Abstract
Synthetic carbohydrate receptors could serve as agents for disease detection, drug delivery, or even therapeutics, however, they are rarely used for these applications because they bind weakly and with a preference towards the all‐equatorial glucosides that are not prevalent on the cell surface. Herein the binding of 8 receptors with 5 distinct octyloxy pyranosides, which was measured by mass spectrometry and by 1H NMR titrations in CD2Cl2 at 298 K, is reported, providing binding affinities that vary from ≈101–104 m−1. Although the receptors are promiscuous, 1 shows selectivity for β‐Man at a ratio of 103:1 β‐Man:β‐Gal, receptors 2–4 and 6 have preference for α‐Man, 5 is selective for β‐Gal, and 10 prefers α‐Glc (Man=mannose; Gal=galactose, Glc=glucose). A variety of 1D and 2D NMR, and computational techniques were used to determine the thermodynamic binding parameters (ΔHo and ΔSo) and the structure of the host–guest complex, revealing that dimeric receptor 10 binds β‐Man with increased enthalpy, but a larger entropic penalty than 1. The first‐principles modelling suggests that 10⋅β‐Man forms an inclusion‐type complex where the glycan engages both monomeric subunits of 10 through H‐bonding and C−H⋅⋅⋅π interactions.

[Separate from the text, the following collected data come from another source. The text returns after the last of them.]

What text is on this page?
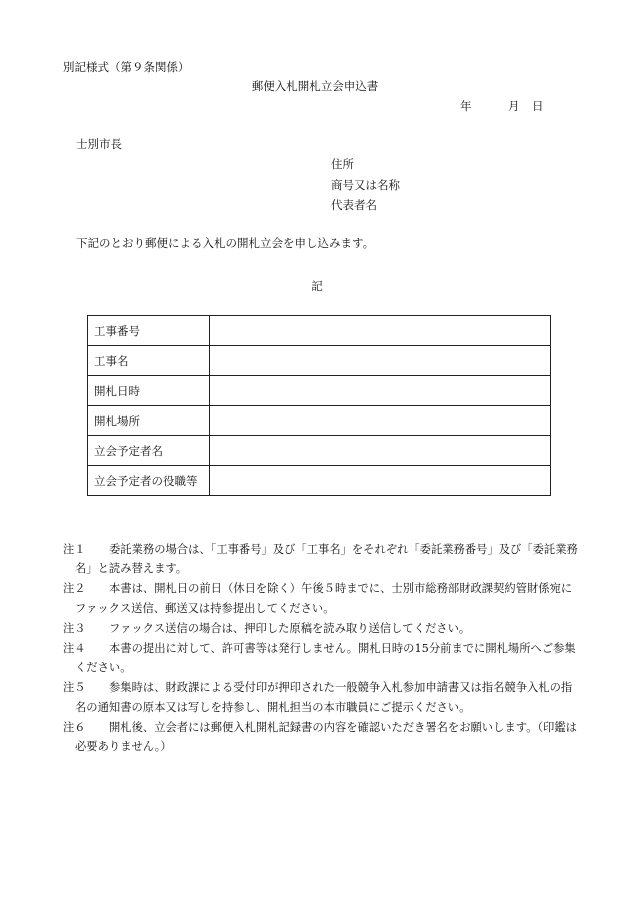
別記様式（第９条関係）
郵便入札開札立会申込書
年	月 日
士別市長
住所
商号又は名称
代表者名
下記のとおり郵便による入札の開札立会を申し込みます。
記
工事番号	
工事名	
開札日時	
開札場所	
立会予定者名	
立会予定者の役職等	
注１	委託業務の場合は、「工事番号」及び「工事名」をそれぞれ「委託業務番号」及び「委託業務名」と読み替えます。
注２	本書は、開札日の前日（休日を除く）午後５時までに、士別市総務部財政課契約管財係宛にファックス送信、郵送又は持参提出してください。
注３	ファックス送信の場合は、押印した原稿を読み取り送信してください。
注４	本書の提出に対して、許可書等は発行しません。開札日時の15分前までに開札場所へご参集ください。
注５	参集時は、財政課による受付印が押印された一般競争入札参加申請書又は指名競争入札の指名の通知書の原本又は写しを持参し、開札担当の本市職員にご提示ください。
注６	開札後、立会者には郵便入札開札記録書の内容を確認いただき署名をお願いします。（印鑑は必要ありません。）
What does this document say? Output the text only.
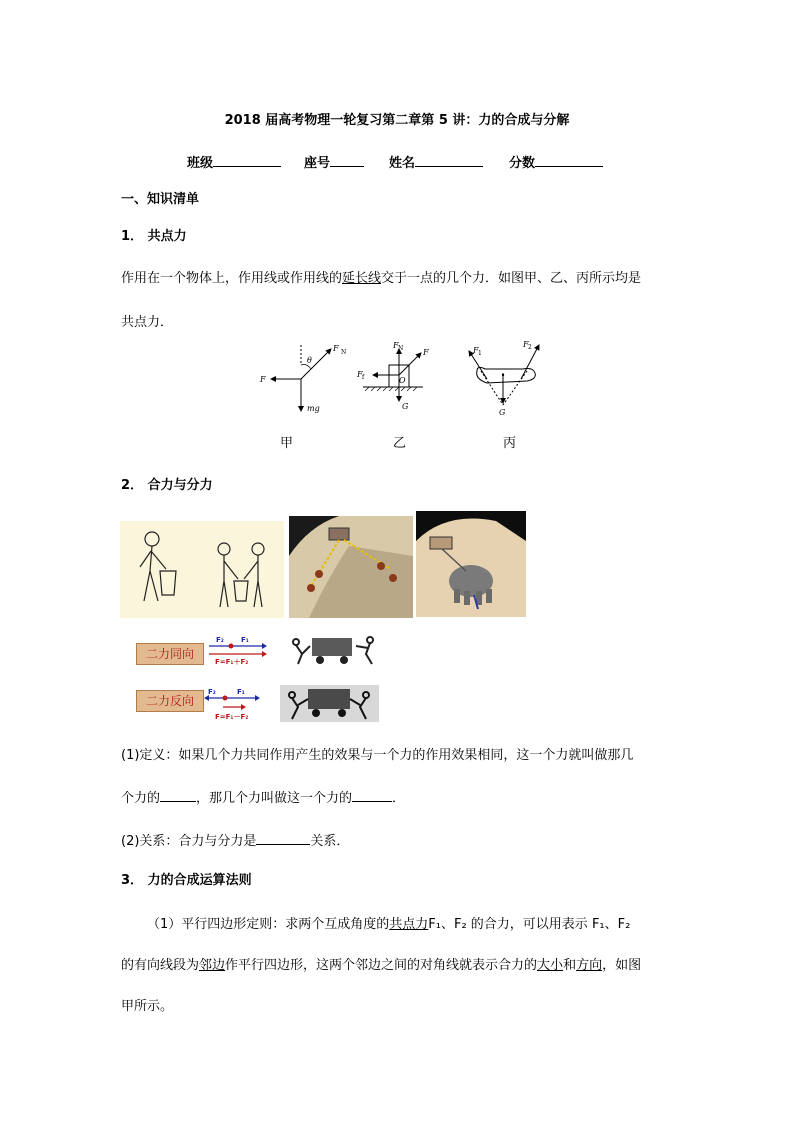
2018 届高考物理一轮复习第二章第 5 讲：力的合成与分解
班级	座号	姓名	分数
一、知识清单
1． 共点力
作用在一个物体上，作用线或作用线的延长线交于一点的几个力．如图甲、乙、丙所示均是
共点力．
θ
F N
F
mg
F N F
F f	O
G
F 1
F 2
G
甲	乙	丙
2． 合力与分力
二力同向
F₂ F₁
F=F₁＋F₂
二力反向
F₂	F₁
F=F₁－F₂
(1)定义：如果几个力共同作用产生的效果与一个力的作用效果相同，这一个力就叫做那几
个力的	，那几个力叫做这一个力的	．
(2)关系：合力与分力是	关系．
3． 力的合成运算法则
（1）平行四边形定则：求两个互成角度的共点力F₁、F₂ 的合力，可以用表示 F₁、F₂
的有向线段为邻边作平行四边形，这两个邻边之间的对角线就表示合力的大小和方向，如图
甲所示。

Like natural glycan‐binding proteins, these receptors bind pyranosides by accessing multivalent and cooperative interactions, and these studies suggest a new approach towards biomimetic synthetic carbohydrate receptors, where conformational flexibility and promiscuity are incorporated into design.
Flexible hosts: The binding between a library of flexible synthetic carbohydrate receptors with C1‐octyloxy pyranosides was studied by mass spectrometry and NMR. The selectivities were dependent upon subtleties of receptor structure. These studies demonstrate the importance of incorporating biomimetic binding modes in receptor design.